The Cloudera Data Science Workbench documentation describes two different approaches to TLS termination: internal and external TLS termination. Both provide a secure TLS connection between users and Cloudera Data Science Workbench. If you require more control over the TLS protocol and cipher suite, we recommend external termination. Both approaches require TLS certificates that list both, the Cloudera Data Science Workbench domain, as well as a wildcard for all first-level subdomains. For example, if the Cloudera Data Science Workbench domain is cdsw.<your_domain>.com, then the TLS certificate must include both cdsw.<your_domain>.com and *.cdsw.<your_domain>.com.
Cloudera Data Science Workbench also allows you to customize the HTTP headers accepted by Cloudera Data Science Workbench. The list of security headers enabled by default can be found in the documentation here: HTTP Headers. Disabling these features could leave your Cloudera Data Science Workbench deployment vulnerable to clickjacking, cross-site scripting (XSS), or any other injection attacks.
Internal communications between some Cloudera Data Science Workbench components are protected by mutually authenticated TLS.
The underlying Kubernetes cluster has a root Certificate Authority (CA) that is used to validate certificates for internal Kubernetes components. For details, refer the Kubernetes documentation here: TLS certificates.

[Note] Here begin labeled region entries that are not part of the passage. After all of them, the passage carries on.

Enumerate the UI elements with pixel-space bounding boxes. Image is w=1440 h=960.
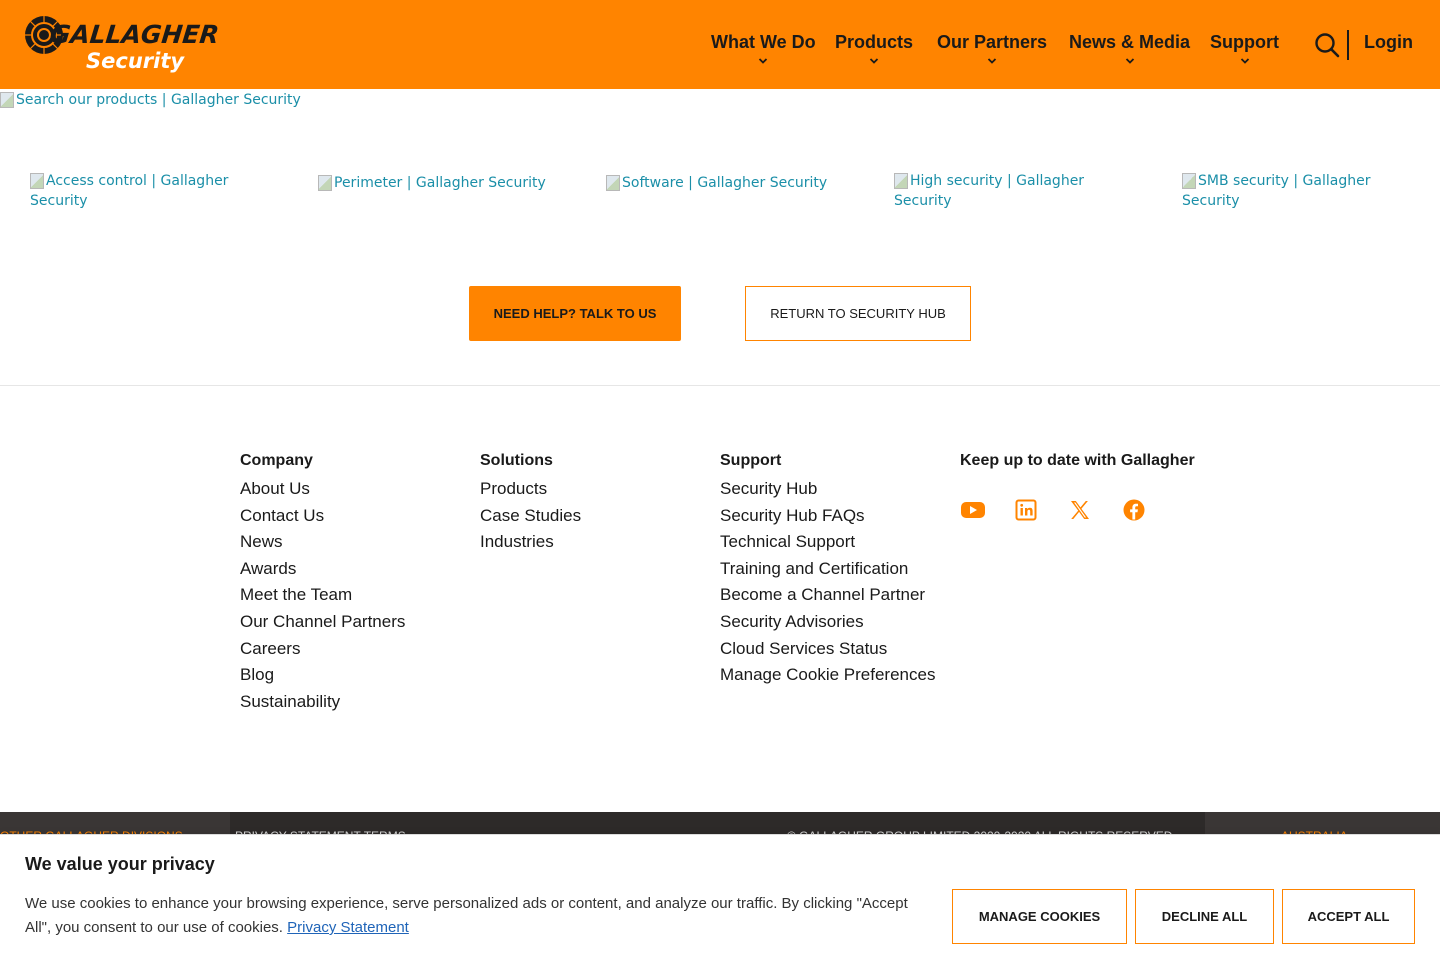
footer-link-security-hub-faqs[interactable]: Security Hub FAQs [720,503,935,530]
footer-heading-keep-up: Keep up to date with Gallagher [960,452,1195,469]
footer-newsletter-column: Keep up to date with Gallagher [960,450,1195,476]
chevron-down-icon [987,58,997,64]
chevron-down-icon [759,58,768,64]
nav-what-we-do[interactable]: What We Do [711,32,816,65]
footer-company-column: Company About Us Contact Us News Awards … [240,450,405,715]
footer-link-meet-the-team[interactable]: Meet the Team [240,582,405,609]
footer-link-training[interactable]: Training and Certification [720,556,935,583]
footer-link-sustainability[interactable]: Sustainability [240,689,405,716]
cookie-consent-banner: We value your privacy We use cookies to … [0,834,1440,960]
footer-link-cloud-status[interactable]: Cloud Services Status [720,636,935,663]
login-link[interactable]: Login [1364,32,1413,53]
manage-cookies-button[interactable]: MANAGE COOKIES [952,889,1127,944]
nav-label: Products [835,32,914,52]
footer-link-cookie-preferences[interactable]: Manage Cookie Preferences [720,662,935,689]
category-access-control[interactable]: Access control | Gallagher Security [30,171,250,211]
need-help-button[interactable]: NEED HELP? TALK TO US [469,286,681,341]
nav-support[interactable]: Support [1210,32,1279,65]
footer-heading-support: Support [720,452,782,469]
broken-image-icon [318,175,332,191]
cookie-title: We value your privacy [25,854,215,874]
image-alt-text: Search our products | Gallagher Security [16,92,301,108]
footer-link-careers[interactable]: Careers [240,636,405,663]
logo-subtitle: Security [86,49,185,73]
logo-trademark: ™ [172,39,178,46]
facebook-icon[interactable] [1122,498,1146,522]
nav-products[interactable]: Products [835,32,913,65]
footer-link-blog[interactable]: Blog [240,662,405,689]
section-divider [0,385,1440,386]
category-perimeter[interactable]: Perimeter | Gallagher Security [318,173,558,193]
privacy-statement-link[interactable]: Privacy Statement [287,919,409,936]
cookie-description: We use cookies to enhance your browsing … [25,895,908,936]
image-alt-text: High security | Gallagher Security [894,173,1085,209]
footer-link-channel-partners[interactable]: Our Channel Partners [240,609,405,636]
footer-link-awards[interactable]: Awards [240,556,405,583]
category-software[interactable]: Software | Gallagher Security [606,173,846,193]
footer-link-security-hub[interactable]: Security Hub [720,476,935,503]
category-smb-security[interactable]: SMB security | Gallagher Security [1182,171,1402,211]
footer-link-technical-support[interactable]: Technical Support [720,529,935,556]
image-alt-text: Access control | Gallagher Security [30,173,229,209]
footer-link-security-advisories[interactable]: Security Advisories [720,609,935,636]
search-products-banner[interactable]: Search our products | Gallagher Security [0,90,301,110]
social-links [960,498,1146,522]
logo-wordmark: GALLAGHER [48,20,221,49]
broken-image-icon [606,175,620,191]
image-alt-text: SMB security | Gallagher Security [1182,173,1371,209]
footer-heading-company: Company [240,452,313,469]
footer-heading-solutions: Solutions [480,452,553,469]
broken-image-icon [1182,173,1196,189]
linkedin-icon[interactable] [1014,498,1038,522]
nav-label: News & Media [1069,32,1191,52]
x-icon[interactable] [1068,498,1092,522]
footer-link-contact-us[interactable]: Contact Us [240,503,405,530]
category-high-security[interactable]: High security | Gallagher Security [894,171,1114,211]
decline-all-button[interactable]: DECLINE ALL [1135,889,1274,944]
accept-all-button[interactable]: ACCEPT ALL [1282,889,1415,944]
footer-link-become-partner[interactable]: Become a Channel Partner [720,582,935,609]
image-alt-text: Software | Gallagher Security [622,175,828,191]
search-icon[interactable] [1314,32,1340,58]
footer-link-news[interactable]: News [240,529,405,556]
footer-link-about-us[interactable]: About Us [240,476,405,503]
header-divider [1347,30,1349,60]
footer-support-column: Support Security Hub Security Hub FAQs T… [720,450,935,689]
broken-image-icon [0,92,14,108]
nav-news-media[interactable]: News & Media [1069,32,1190,65]
footer-link-case-studies[interactable]: Case Studies [480,503,581,530]
gallagher-logo[interactable]: GALLAGHER ™ Security [22,12,220,76]
chevron-down-icon [869,58,879,64]
footer-link-products[interactable]: Products [480,476,581,503]
nav-label: What We Do [711,32,816,52]
site-header: GALLAGHER ™ Security What We Do Products… [0,0,1440,89]
broken-image-icon [30,173,44,189]
chevron-down-icon [1125,58,1134,64]
return-to-security-hub-button[interactable]: RETURN TO SECURITY HUB [745,286,971,341]
footer-link-industries[interactable]: Industries [480,529,581,556]
footer-solutions-column: Solutions Products Case Studies Industri… [480,450,581,556]
image-alt-text: Perimeter | Gallagher Security [334,175,546,191]
nav-label: Support [1210,32,1279,52]
youtube-icon[interactable] [960,498,985,522]
broken-image-icon [894,173,908,189]
nav-label: Our Partners [937,32,1048,52]
chevron-down-icon [1240,58,1249,64]
nav-our-partners[interactable]: Our Partners [937,32,1047,65]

Cloudera Data Science Workbench Gateway Host Security
Disable untrusted SSH access to the Cloudera Data Science Workbench hosts. Cloudera Data Science Workbench assumes that users only access the gateway hosts through the web application. Users with SSH access to a Cloudera Data Science Workbench host can gain full access to the cluster, including access to other users' workloads. Therefore, untrusted (non-sudo) SSH access to Cloudera Data Science Workbench hosts must be disabled to ensure a secure deployment.
Tightly control root access via sudo.
Uninstall or disable any other unnecessary services running on the Cloudera Data Science Workbench gateway hosts.
Keep the hosts' operating system updated to avoid security vulnerabilities.
Monitor user login activity on the system.
Cloudera Data Science Workbench allows site administrators to expose part of the host's file system into users' engine containers at runtime. This is done using the host mounts feature. It is worth noting that directories mounted using this feature are then available to all projects across the deployment. Use this feature with great care and ensure that no sensitive information is mounted.
Base Engine Image Security
The base engine image is a Docker image that contains all the building blocks needed to launch a Cloudera Data Science Workbench session and run a workload. It consists of kernels for Python, R, and Scala, and some common third-party libraries and packages that can be used to run common data analytics operations. Additionally, to provide a flexible, collaborative environment, data science teams can install their own preferred data science packages, just as they would on their local computers, to run workloads on data in the associated Hadoop cluster.
This base image itself is built and shipped along with Cloudera Data Science Workbench. Cloudera Data Science Workbench strives to ship a base engine image free from security vulnerabilities. Our engine images are regularly scanned for potential security vulnerabilities and we have been incorporating the recommendations from these scans into the product. For organizations that require more control over the contents of the engines used by Cloudera Data Science Workbench users, we recommend building your own customized engine images.